Thursday, August 04, 2005
August 4, 2005
Well, at least it didn’t fall on the White House—The Larsen B ice shelf in Antartca collapsed over the austral summer in an event unprecedented in 10,000 years, according to American and Canadian researchers. You would have to go back to the end of the last ice age to find an equal. According to the paper published in Nature [$], the hunk of ice that fell off the Larsen is about the size of Luxembourg. Cause: probably global warming. In five years, the shelf has shrunk by 5,700 square kilometers (3,500 square miles). The conclusions were based on six ice cores taken from the vicinity of the ice shelf. The shelf has been thinning for years, but apparently reached, you should pardon the expression, a tipping point at the end of March when 50 billion tons fell off into the Weddell Sea, creating thousands of large ice bergs. It all happened in 35 days. The ice is floating so by itself, that won’t raise sea levels, but it could speed up the motion of ice on the land toward the sea which will. Remember that great scene in “The Day After Tomorrow” (an otherwise really stupid movie) in which a tsunami attacks Manhattan? That kind of stuff. But what is our government doing about all of this? Read on.

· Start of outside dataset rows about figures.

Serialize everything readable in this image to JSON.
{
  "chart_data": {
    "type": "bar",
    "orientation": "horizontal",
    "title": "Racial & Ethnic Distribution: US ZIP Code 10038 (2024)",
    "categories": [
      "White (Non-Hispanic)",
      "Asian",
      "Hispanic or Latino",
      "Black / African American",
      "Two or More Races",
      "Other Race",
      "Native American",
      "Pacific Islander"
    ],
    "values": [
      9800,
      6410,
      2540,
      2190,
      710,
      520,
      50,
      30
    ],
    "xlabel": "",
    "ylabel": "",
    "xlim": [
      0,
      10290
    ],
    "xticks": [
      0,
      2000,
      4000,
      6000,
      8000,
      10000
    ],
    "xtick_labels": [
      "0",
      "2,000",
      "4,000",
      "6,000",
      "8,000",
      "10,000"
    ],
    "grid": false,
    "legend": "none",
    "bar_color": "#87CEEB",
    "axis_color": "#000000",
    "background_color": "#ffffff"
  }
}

Let’s skip the details and jump right to the evasions—The U.S., Australia, China and India—countries that are unhappy with the Kyoto protocol, have issued a new pact to develop technologies that will combat global warming by reducing greenhouse gasses, thereby actually eliminating the need to do something. It would make it unnecessary to actually make sacrifices and would finesse the Kyoto protocol, which the U.S. and Australia, alone among developing nations, refuse to adopt. Kyoto demands that greenhouse emissions be cut by 5.2 percent below 1990 levels by 2008. That would require the world’s largest polluter (us) by far to to take real action rather than pass energy bills like the bill it passed last week, which dumped billions of dollars of tax relief to energy companies who make billions in profits every week and takes no action whatsoever. The U.S.’s criticism is that Kyoto doesn’t include developing nations in its restrictions. For the U.S. to fulfill Kyoto would probably mean putting restrictions on the big SUVs some Americans seem to love (”what, give up my Hummer?”) and the pickup trucks they don’t need, and it would mean putting restrictions on power plants owned by companies that pay millions to Congresspersons as election bribes. Not us.